I’ve toured foundries from Hebei to Hamburg, and the one constant is this: when tolerances tighten and surface finish matters, investment casting is the quiet hero nobody argues with. It’s not flashy. It’s just precise. And stainless steel versions age gracefully, which—let’s be honest—saves buyers headaches later.
The Stainless Steel Precision investment casting here uses lost-wax patterns, ceramic shell building, thermal gravity pour, and—depending on geometry—pressure-assisted fills. After dewaxing and firing, molten stainless (304/316/duplex options) flows into a preheated shell. Shell breaks, gates get trimmed, then polishing and passivation wrap it up.
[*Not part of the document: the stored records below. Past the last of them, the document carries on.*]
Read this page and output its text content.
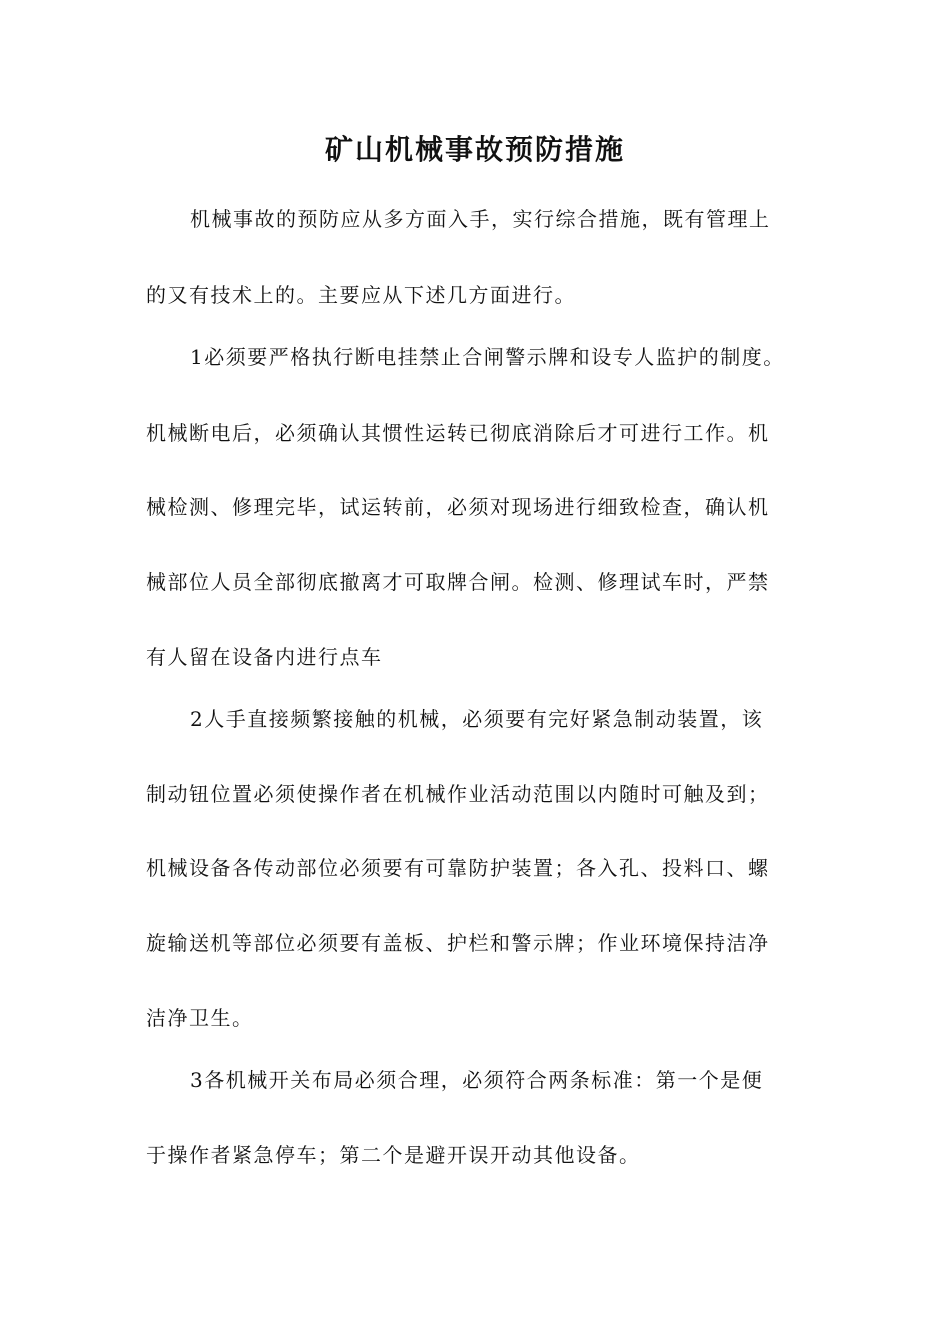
矿山机械事故预防措施

机械事故的预防应从多方面入手，实行综合措施，既有管理上

的又有技术上的。主要应从下述几方面进行。

1必须要严格执行断电挂禁止合闸警示牌和设专人监护的制度。

机械断电后，必须确认其惯性运转已彻底消除后才可进行工作。机

械检测、修理完毕，试运转前，必须对现场进行细致检查，确认机

械部位人员全部彻底撤离才可取牌合闸。检测、修理试车时，严禁

有人留在设备内进行点车

2人手直接频繁接触的机械，必须要有完好紧急制动装置，该

制动钮位置必须使操作者在机械作业活动范围以内随时可触及到；

机械设备各传动部位必须要有可靠防护装置；各入孔、投料口、螺

旋输送机等部位必须要有盖板、护栏和警示牌；作业环境保持洁净

洁净卫生。

3各机械开关布局必须合理，必须符合两条标准：第一个是便

于操作者紧急停车；第二个是避开误开动其他设备。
Roughness around Ra6.3 is typical before final finishing; in practice, many customers push for finer polishing on sealing faces.
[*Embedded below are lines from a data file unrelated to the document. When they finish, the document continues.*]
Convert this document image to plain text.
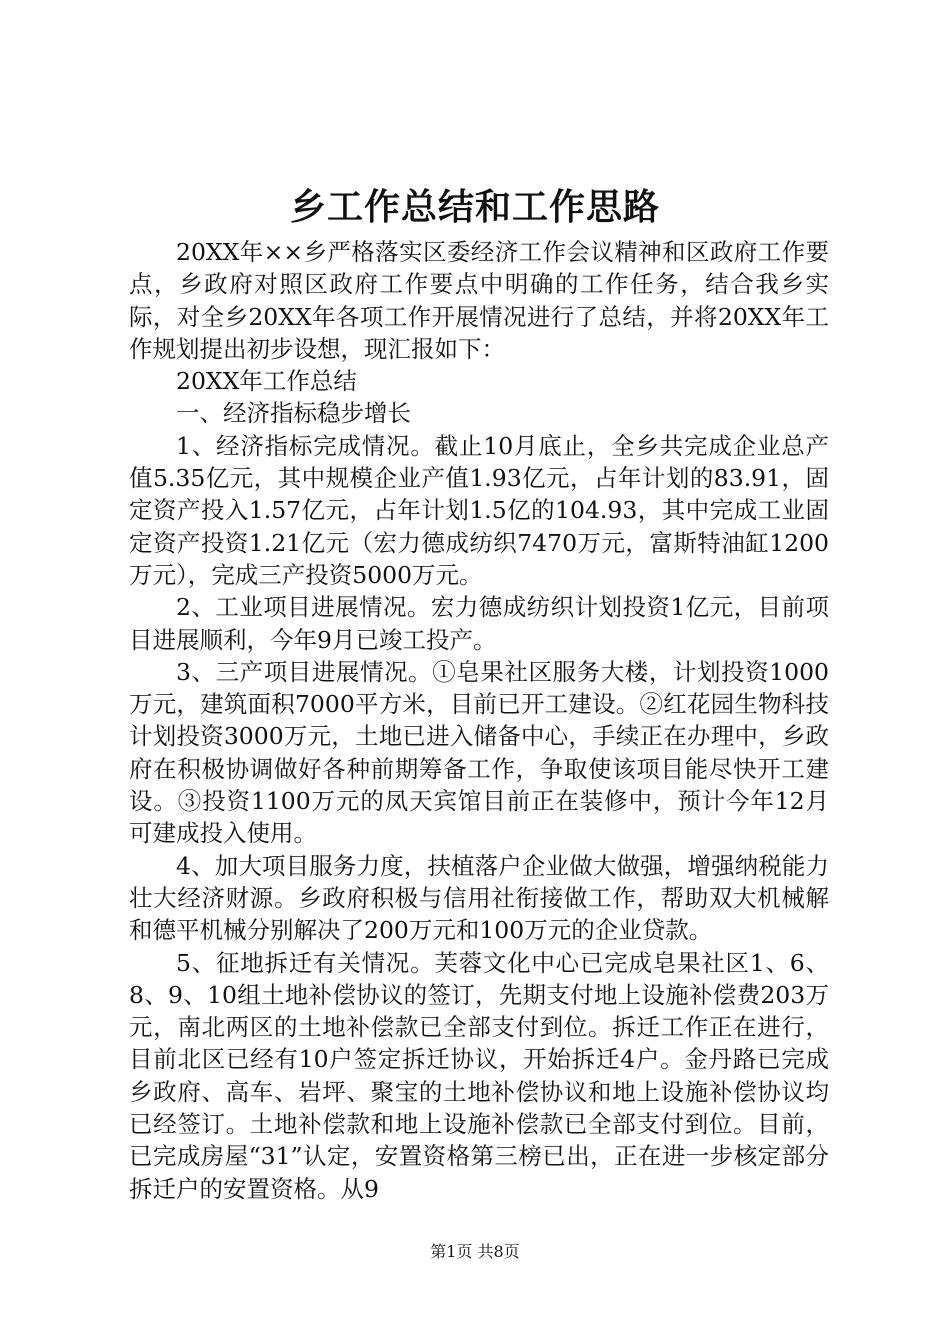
乡工作总结和工作思路

20XX年××乡严格落实区委经济工作会议精神和区政府工作要点，乡政府对照区政府工作要点中明确的工作任务，结合我乡实际，对全乡20XX年各项工作开展情况进行了总结，并将20XX年工作规划提出初步设想，现汇报如下：

20XX年工作总结

一、经济指标稳步增长

1、经济指标完成情况。截止10月底止，全乡共完成企业总产值5.35亿元，其中规模企业产值1.93亿元，占年计划的83.91，固定资产投入1.57亿元，占年计划1.5亿的104.93，其中完成工业固定资产投资1.21亿元（宏力德成纺织7470万元，富斯特油缸1200万元），完成三产投资5000万元。

2、工业项目进展情况。宏力德成纺织计划投资1亿元，目前项目进展顺利，今年9月已竣工投产。

3、三产项目进展情况。①皂果社区服务大楼，计划投资1000万元，建筑面积7000平方米，目前已开工建设。②红花园生物科技计划投资3000万元，土地已进入储备中心，手续正在办理中，乡政府在积极协调做好各种前期筹备工作，争取使该项目能尽快开工建设。③投资1100万元的凤天宾馆目前正在装修中，预计今年12月可建成投入使用。

4、加大项目服务力度，扶植落户企业做大做强，增强纳税能力壮大经济财源。乡政府积极与信用社衔接做工作，帮助双大机械解和德平机械分别解决了200万元和100万元的企业贷款。

5、征地拆迁有关情况。芙蓉文化中心已完成皂果社区1、6、8、9、10组土地补偿协议的签订，先期支付地上设施补偿费203万元，南北两区的土地补偿款已全部支付到位。拆迁工作正在进行，目前北区已经有10户签定拆迁协议，开始拆迁4户。金丹路已完成乡政府、高车、岩坪、聚宝的土地补偿协议和地上设施补偿协议均已经签订。土地补偿款和地上设施补偿款已全部支付到位。目前，已完成房屋“31”认定，安置资格第三榜已出，正在进一步核定部分拆迁户的安置资格。从9

第1页 共8页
Short description (as shipped): Casting Method: Thermal Gravity; Process: Lost Wax; Molding Technics: Pressure Casting; Application: Machinery Parts; Material: Stainless Steel; Surface Preparation: Polishing; Surface Roughness: Ra6.3. Origin: Gelan Building, No.256 Xisanzhuang Street, Shijiazhuang, Hebei, China.
| Parameter | Typical value | Notes |
|---|---|---|
| Material grades | 304, 316/CF8M, 2205 | Grade selection by corrosion/media |
| Tolerance | ISO 8062-3 CT6–CT7 | ≈±0.1–0.3 mm; geometry-dependent |
| Surface finish | Ra ≈ 6.3 μm | Pre-polish; finer after finishing |
| Mechanical strength | 520–750 MPa (UTS) | Varies by grade/heat treatment |
| Weight range | 0.02–20 kg | Larger on request |
Typical applications for stainless investment casting include valve bodies that need tight bore alignment, pump impellers where balance matters, and food-processing brackets that must clean easily. I’ve seen OEMs switch from machined bar to cast near-net shapes and trim 20–35% cost after tooling amortization—surprisingly fast payback when volumes are steady.
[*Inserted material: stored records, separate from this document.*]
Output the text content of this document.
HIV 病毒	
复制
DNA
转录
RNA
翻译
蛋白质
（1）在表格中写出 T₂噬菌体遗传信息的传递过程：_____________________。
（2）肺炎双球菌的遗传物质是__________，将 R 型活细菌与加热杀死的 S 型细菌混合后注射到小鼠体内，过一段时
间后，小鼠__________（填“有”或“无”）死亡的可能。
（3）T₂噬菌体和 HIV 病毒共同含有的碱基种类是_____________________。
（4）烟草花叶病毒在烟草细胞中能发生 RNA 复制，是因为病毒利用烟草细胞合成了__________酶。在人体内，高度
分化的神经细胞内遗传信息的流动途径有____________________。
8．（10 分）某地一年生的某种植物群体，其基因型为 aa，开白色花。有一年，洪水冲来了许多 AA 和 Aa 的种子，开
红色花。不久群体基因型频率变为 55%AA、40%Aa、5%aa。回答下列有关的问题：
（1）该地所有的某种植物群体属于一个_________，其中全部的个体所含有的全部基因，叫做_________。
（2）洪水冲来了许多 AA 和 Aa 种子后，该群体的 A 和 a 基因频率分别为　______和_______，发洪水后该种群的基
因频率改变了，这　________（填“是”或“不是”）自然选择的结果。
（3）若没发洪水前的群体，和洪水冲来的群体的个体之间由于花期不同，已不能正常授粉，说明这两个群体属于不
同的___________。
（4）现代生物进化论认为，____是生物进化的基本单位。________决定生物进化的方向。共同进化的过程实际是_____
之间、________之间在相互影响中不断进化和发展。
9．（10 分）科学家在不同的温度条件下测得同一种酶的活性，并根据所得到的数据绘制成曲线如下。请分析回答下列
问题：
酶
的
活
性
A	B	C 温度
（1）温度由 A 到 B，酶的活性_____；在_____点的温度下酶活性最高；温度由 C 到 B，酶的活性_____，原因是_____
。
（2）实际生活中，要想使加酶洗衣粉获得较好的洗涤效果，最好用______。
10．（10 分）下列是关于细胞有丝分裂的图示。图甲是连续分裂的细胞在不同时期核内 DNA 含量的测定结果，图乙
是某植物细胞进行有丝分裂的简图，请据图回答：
| Vendor | Certs | Lead time (tooling) | Tolerance | MOQ | Notes |
|---|---|---|---|---|---|
| Mingda Metals (Hebei) | ISO 9001 | ≈3–5 weeks | CT6–CT7 | Flexible | Strong on stainless + polish/passivation |
| Foundry A (global) | ISO 9001, IATF (some plants) | 4–8 weeks | CT6–CT8 | Medium | Broader alloy library |
| Foundry B (regional) | ISO 9001 | 2–6 weeks | CT7–CT8 | Low | Budget-friendly; basic finishing |
DFM tweaks—thicker junctions, gradual fillets, and directional solidification aids—often turn “iffy” thin walls into reliable runners. For high-CIP washdown gear, I’d pick 316/CF8M, passivated, sometimes electropolished, and keep crevices to a minimum.
Final thought: stainless investment casting doesn’t just hit drawings; it hits uptime. And in maintenance budgets, that’s what wins.